July 16th...4mos to the day since surgery.  9mos since I began this journey by attending orientation at Kaiser Richmond.  48lbs gone since surgery for a total of 76.9lbs.  Those are the 'facts'...but this journey has become more about how I feel, what I think, what I do.  I realize now how naive I was at the beginning...I really didn't have a clue what my decision to have WLS really meant.  All I knew was I was tired of being fat, I couldn't do anything about it on 'my own' and that I could get Kaiser to help me 'fix' me.

I have a friend going thru surgery as I write this...same doctor, same hospital.  Ha! We even share the same name...how 'out there' is that? LOL There is so much I want to share with her; but then, her 'ride' could be so different than mine!  I have learned so much (especially from the Cali forum) but still I remain so much the 'newbie'. Each day has it's own new discovery and it's not always connected to food: my back no longer aches, I've discovered my tailbone again, the 100+degree heat is actually tolerable, I enjoy going places.  Learning the 'ways of the pouch': when am I really hungry, when am I full, wondering what a new introduced food will taste like..the same as before or has it 'evolved'.  And of course, at 4mos out...will I loose my hair??!!!

I do admit there are things I miss from the old life: having more variety in a meal rather than just protein (just not enough room to get a chicken tender, 1/4 potato and 1/2cup veggie in), being able to 'just go' rather than have to figure out if a restaurant will have something I can eat, my junk food desserts, and the over all "I can get what ever I want" and not worry about the consequences. 

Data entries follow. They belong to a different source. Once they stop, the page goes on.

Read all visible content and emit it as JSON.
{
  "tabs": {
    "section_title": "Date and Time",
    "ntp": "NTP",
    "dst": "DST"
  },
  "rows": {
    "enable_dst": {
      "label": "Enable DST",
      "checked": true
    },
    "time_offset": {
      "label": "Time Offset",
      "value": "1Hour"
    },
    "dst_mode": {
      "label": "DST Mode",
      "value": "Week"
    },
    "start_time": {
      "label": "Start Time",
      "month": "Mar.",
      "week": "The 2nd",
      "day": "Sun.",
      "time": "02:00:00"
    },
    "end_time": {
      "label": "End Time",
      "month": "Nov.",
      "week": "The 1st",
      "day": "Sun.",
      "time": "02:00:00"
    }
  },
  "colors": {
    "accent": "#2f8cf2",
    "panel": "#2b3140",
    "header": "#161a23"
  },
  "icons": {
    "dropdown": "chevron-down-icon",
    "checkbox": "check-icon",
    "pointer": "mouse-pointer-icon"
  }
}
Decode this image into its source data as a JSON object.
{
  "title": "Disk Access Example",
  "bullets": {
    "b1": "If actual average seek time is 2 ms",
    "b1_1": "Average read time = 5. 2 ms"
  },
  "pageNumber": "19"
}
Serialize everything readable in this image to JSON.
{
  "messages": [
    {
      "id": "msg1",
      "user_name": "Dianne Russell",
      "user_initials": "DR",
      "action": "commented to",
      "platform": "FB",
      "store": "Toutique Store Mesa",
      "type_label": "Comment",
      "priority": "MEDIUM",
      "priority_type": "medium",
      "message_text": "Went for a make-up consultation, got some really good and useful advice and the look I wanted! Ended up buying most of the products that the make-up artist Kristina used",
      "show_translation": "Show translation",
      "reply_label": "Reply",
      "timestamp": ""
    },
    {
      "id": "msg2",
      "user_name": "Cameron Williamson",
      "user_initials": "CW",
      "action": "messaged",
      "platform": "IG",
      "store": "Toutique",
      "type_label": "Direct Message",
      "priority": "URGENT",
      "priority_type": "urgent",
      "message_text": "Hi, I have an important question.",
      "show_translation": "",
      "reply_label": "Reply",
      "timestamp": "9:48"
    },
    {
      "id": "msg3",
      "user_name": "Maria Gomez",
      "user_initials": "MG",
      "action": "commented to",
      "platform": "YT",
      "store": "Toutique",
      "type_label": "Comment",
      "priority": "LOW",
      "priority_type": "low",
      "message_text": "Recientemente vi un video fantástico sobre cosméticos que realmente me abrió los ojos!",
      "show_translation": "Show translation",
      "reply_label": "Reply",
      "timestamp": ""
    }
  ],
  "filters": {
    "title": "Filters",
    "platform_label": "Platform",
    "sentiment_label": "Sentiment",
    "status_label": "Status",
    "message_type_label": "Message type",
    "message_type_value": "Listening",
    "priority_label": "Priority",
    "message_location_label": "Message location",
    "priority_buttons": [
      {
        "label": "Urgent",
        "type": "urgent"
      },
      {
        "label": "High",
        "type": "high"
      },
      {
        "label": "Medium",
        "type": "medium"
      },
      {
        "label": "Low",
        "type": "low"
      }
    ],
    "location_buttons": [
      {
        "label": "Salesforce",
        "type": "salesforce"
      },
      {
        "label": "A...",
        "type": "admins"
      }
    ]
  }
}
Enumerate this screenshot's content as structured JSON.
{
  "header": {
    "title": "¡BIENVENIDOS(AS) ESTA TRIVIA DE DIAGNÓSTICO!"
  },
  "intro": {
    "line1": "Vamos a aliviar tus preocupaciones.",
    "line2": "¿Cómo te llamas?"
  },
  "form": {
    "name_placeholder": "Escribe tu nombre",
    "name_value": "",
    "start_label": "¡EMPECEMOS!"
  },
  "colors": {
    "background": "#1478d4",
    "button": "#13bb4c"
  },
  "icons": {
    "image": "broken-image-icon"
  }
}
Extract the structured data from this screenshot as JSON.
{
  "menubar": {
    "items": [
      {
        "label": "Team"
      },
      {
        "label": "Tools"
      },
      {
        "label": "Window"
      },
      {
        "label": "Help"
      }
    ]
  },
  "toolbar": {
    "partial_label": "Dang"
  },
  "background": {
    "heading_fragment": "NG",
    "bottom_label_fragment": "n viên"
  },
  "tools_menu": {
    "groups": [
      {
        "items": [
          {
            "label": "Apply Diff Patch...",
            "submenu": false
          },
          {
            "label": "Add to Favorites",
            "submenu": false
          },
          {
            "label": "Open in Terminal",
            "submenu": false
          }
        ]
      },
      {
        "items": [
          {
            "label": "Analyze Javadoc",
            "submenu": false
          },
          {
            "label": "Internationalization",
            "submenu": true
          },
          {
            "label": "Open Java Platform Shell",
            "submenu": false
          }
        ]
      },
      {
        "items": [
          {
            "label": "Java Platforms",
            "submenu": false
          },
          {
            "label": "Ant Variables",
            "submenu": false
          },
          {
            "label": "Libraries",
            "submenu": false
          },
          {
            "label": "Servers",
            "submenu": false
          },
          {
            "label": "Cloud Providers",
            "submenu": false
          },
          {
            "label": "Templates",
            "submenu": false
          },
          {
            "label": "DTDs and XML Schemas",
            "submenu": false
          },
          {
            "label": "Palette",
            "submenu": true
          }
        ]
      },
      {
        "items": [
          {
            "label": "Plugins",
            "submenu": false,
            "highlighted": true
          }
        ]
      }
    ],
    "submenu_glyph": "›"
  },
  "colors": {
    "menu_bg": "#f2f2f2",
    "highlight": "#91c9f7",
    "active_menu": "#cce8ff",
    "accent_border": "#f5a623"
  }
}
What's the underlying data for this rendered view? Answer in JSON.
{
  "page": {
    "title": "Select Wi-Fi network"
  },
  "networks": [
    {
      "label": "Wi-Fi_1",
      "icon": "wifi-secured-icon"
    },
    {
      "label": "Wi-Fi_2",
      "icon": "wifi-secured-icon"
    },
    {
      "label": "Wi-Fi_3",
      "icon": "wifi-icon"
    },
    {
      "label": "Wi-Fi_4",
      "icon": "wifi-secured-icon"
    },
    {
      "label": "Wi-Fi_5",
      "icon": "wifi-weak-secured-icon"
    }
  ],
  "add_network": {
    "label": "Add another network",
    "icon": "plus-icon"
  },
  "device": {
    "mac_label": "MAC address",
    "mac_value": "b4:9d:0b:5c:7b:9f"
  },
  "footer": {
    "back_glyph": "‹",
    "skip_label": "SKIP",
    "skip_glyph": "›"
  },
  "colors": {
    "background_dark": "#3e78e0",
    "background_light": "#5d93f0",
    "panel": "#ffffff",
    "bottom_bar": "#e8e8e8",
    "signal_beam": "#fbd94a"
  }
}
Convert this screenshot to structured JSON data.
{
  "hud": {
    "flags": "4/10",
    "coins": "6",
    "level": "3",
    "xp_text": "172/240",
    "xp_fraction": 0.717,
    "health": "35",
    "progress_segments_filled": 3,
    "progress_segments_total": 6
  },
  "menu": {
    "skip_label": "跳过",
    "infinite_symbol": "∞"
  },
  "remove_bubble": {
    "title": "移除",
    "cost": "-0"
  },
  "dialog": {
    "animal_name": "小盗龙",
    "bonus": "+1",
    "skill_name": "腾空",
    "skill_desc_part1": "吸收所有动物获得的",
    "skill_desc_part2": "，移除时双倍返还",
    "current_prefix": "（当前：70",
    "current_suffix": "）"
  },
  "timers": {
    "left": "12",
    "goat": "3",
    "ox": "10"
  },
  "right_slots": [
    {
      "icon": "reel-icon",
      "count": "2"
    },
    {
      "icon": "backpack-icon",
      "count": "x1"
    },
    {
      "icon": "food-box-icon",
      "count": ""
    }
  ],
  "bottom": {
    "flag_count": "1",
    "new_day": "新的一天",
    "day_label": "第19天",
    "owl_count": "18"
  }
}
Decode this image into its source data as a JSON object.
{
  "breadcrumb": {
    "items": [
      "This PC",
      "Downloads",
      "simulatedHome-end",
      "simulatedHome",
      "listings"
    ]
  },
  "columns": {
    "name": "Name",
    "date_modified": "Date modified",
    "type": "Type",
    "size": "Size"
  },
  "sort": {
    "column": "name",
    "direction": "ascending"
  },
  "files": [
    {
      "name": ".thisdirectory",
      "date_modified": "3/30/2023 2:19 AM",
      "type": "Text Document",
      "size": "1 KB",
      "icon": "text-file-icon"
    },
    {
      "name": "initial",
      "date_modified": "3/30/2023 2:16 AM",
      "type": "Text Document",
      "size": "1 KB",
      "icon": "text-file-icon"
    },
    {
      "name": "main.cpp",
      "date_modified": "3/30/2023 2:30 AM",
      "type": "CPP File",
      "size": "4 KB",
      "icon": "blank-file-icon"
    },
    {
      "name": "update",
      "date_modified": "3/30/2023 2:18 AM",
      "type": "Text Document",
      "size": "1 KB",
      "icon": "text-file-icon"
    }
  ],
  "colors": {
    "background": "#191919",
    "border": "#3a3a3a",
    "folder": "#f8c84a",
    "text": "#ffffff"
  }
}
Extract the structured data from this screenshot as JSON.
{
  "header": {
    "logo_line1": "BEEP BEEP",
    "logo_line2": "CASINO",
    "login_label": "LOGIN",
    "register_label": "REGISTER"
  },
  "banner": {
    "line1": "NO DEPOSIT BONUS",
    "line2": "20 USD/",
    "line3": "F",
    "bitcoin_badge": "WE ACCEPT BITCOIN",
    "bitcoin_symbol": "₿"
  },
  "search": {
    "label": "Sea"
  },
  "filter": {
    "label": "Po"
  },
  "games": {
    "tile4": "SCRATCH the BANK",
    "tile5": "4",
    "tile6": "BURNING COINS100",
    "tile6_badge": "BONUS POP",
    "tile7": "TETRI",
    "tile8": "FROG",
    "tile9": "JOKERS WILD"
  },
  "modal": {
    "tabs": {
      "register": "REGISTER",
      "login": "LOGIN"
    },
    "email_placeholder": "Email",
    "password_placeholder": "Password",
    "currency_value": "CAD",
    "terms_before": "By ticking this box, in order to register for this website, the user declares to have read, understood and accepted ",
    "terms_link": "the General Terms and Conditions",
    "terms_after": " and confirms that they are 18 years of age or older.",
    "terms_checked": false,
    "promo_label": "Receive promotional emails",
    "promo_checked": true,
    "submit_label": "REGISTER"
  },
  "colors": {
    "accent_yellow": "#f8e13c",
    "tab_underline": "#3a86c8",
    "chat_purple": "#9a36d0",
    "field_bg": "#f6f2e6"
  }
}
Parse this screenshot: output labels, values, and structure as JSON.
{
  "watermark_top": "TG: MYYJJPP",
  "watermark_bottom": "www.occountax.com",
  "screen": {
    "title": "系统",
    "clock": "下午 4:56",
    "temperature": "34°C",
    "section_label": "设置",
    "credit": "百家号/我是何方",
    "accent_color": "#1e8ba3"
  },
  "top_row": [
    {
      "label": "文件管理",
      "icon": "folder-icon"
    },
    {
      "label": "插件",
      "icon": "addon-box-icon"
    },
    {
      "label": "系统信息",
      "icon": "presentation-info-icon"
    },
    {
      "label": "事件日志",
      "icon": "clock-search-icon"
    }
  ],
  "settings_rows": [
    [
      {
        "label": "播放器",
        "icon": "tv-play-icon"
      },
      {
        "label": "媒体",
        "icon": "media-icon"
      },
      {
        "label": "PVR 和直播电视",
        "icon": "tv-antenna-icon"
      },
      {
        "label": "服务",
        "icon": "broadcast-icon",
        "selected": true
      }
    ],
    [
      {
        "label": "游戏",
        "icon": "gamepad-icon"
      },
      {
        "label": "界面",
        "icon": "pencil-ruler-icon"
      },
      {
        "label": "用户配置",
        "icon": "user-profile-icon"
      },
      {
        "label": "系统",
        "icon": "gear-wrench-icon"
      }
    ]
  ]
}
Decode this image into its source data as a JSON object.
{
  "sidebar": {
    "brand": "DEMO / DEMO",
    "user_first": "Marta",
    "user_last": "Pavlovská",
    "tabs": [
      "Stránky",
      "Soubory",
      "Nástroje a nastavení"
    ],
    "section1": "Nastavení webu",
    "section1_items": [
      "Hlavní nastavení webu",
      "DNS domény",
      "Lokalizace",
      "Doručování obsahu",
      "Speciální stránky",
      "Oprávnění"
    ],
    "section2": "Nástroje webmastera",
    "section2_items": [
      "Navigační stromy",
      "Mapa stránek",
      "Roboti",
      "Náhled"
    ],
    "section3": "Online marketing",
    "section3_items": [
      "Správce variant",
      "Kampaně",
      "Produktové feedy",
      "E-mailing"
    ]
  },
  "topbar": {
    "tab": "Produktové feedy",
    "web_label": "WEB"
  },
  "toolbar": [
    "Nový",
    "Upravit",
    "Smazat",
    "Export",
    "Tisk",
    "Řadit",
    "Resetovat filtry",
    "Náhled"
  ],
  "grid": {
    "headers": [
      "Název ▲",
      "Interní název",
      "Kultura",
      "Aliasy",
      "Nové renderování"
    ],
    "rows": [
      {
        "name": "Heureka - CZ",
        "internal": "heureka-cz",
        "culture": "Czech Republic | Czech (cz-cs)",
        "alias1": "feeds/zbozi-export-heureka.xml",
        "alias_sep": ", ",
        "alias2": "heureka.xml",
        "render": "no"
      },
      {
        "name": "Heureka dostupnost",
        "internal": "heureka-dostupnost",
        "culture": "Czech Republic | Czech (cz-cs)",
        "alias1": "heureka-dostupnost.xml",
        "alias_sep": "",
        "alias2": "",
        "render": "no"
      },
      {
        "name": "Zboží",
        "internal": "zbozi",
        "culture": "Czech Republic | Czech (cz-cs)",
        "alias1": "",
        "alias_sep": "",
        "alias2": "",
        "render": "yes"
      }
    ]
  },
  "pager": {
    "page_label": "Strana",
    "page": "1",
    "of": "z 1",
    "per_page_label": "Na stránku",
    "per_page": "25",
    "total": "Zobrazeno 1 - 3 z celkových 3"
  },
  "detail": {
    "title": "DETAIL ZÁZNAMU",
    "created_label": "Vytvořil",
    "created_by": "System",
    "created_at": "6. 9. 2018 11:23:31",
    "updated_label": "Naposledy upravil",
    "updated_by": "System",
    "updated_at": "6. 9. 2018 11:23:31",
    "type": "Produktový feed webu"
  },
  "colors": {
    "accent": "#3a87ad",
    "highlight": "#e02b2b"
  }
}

So far my pouch has tolerated anything I've tried..which can be a 'curse' in its own way. I have tried a couple of 'forbidden' foods/snacks...just to see 'what if' and came out unscathed. But, oh, what the head wants to do with that bit of information!  Just as before surgery, I am fighting daily the battle with food and emotional eating. All of the major battles I have won; it is the small, unexpected 'burbs' that throw me the curve. Not enough time to prepare a proper meal, too tired to prepare a proper meal, I allowed something or someone to knock me 'off balance', and the worst, being too hard on myself.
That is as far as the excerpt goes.